— В юбочках вечно своих, блузочках, — с мечтательным вдохом, Астафьев жадно сжал мое бедро, явно представляя на его месте другую часть моего тела. — Явно ведь хотела, чтобы я все твои прелести разглядел.

— А ничего, что в офисе действует дресс-код? У меня прямо в трудовом договоре есть четкий перечень того, что я могу носить на работу, а что — нет, — попыталась оторвать от себя ладонь босса — не смогла. Держал он крепко и явно плохо отвечал за свои действия. Напор бульдозера ручному миксеру не побороть. — Простите, что в спортивках не хожу. Мое упущение!

— Это ладно, допустим, — без капли согласия отмахнулся мужчина, слава богу отстраняясь. Но лишь для того, чтобы заглянуть своими расширенными пьяными глазами в мои трезвые, как стеклышко. — Мы оба знаем, какая ты услужливая всегда была. Добрая, покладистая. Все, что тебе не прикажу, все делаешь. В срок, ек макарек! И никогда… Никогда! Сонечка, не жалуешься! Это что по-твоему?

— Это, Павел Григорьевич, — развела руками я, почувствовав, как снова начал дергаться глаз, — и есть высокооплачиваемая работа и полное выполнение обязанностей!

Видимо, по старинке мой нервный тик Астафьев понял, как сигнал: «Сейчас или никогда!». Словно в замедленной сьемке я видела, как его взгляд опускается мне на губы. Как краснеет лицо, как дергаются желваки, и пульсируют вены на висках.

— Не надо! — пропищала я в пол голоса.

— Сама напросилась, Симонова! — пригрозил он мне, словно это самое жуткое наказание.

И поцеловал.

10. Часть 10

Никогда не думала, что такое возможно в реальной жизни… То есть, читала подобное в книгах, видела в фильмах, где впечатлительная героиня забывала дышать во время поцелуя, теряла счет времени, таяла и дрожала… Совершенно того не желая!

Это случилось и со мной. Вот так вот… Далекое Голливудское кино перенеслось в кабинет Астафьева.

«Да он не промах!», — пронеслось где-то на затворках разума. Босс, оказывается, умел охренительно целоваться. В тот момент я отчасти поняла всех тех барышень, что сдавались без боя перед этим бабником.

Его язык был мягким и нежным, но в то же самое время жестким и стремительным. Воевал с моим, сражался на смерть. Помечал свою территорию, «сглаживал» конфликт… Павел Григорьевич целовал меня так, словно от этого зависели наши с ним жизни: жадно, горячо, эмоционально.

В тот момент, когда он задыхался от желания, крепко сжимая мои щеки и мягко покусывая припухшие губы, я ощущала себя центром его вселенной. Будто нет ничего важнее меня.

Именно так и посмотрели на меня его серые глаза спустя целую вечность: пьяно, влюбленно, в чем-то помешано. Было полное чувство, словно я свела с ума крутого умного и красивого мужчину!

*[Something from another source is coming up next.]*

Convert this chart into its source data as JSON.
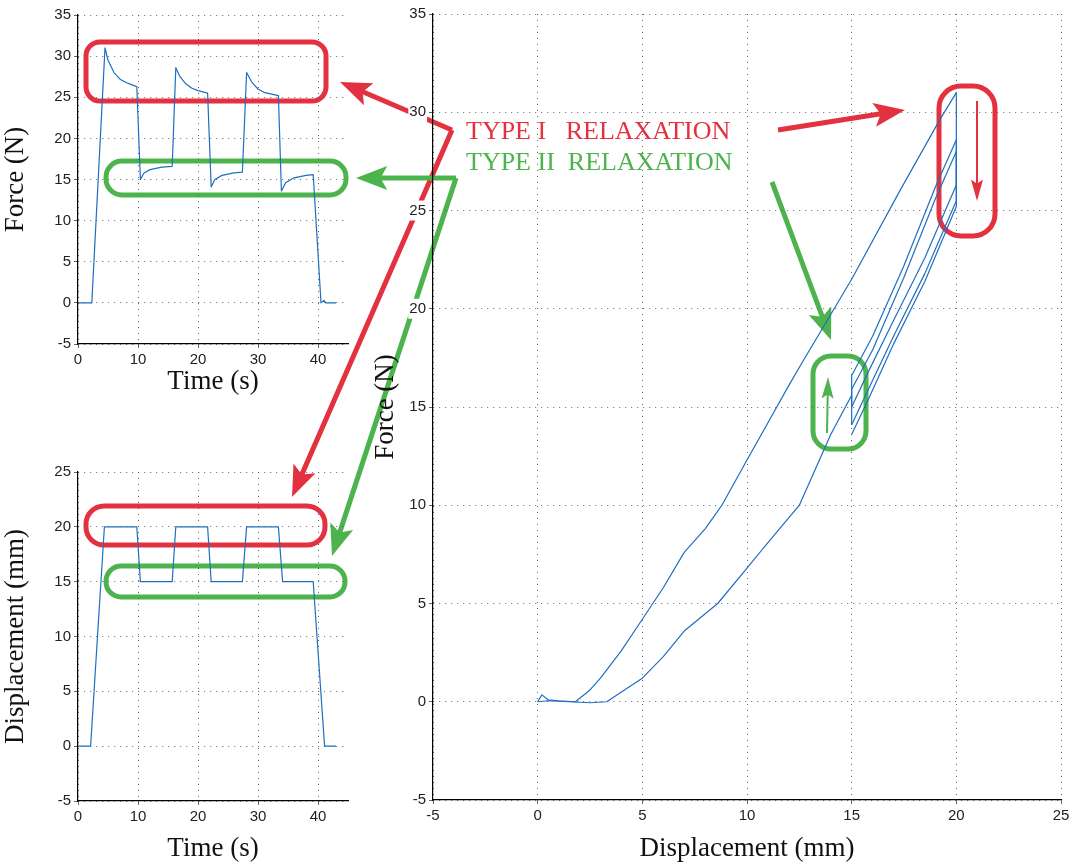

— Сонь, — его голос был сладким медом, который льют тебе в уши и… Все другие щели, до состояния захлебывания! Мягко поглаживая мою щеку, Астафьев нежно и бархатно хрипел, — девочка моя, хватит сопротивляться. Перестань, тебе ведь хорошо, правда?

«Он прав, — та часть меня, что поддалась, активно поддакивала боссу, — тебе хорошо. Чего сопротивляешься, отворачиваешься? Дима тебя бросил, подставил… Ты ему больше ничем не обязана!».

— Зачем все это, — не унимался Астафьев, — нам ведь обоим хорошо. Я тебя не обижу, обещаю!

И все же, несмотря на мурашки в желудке и ватную голову, что-то внутри меня не позволяло сдаться. Он целовал меня, где придется. Гладил, шептал пошлости на ухо. Его ставший каменным пах буквально вдавливался в колено, пока начальник отчаянно пытался задрать свою же рубашку на мне. Я не давала, не могла.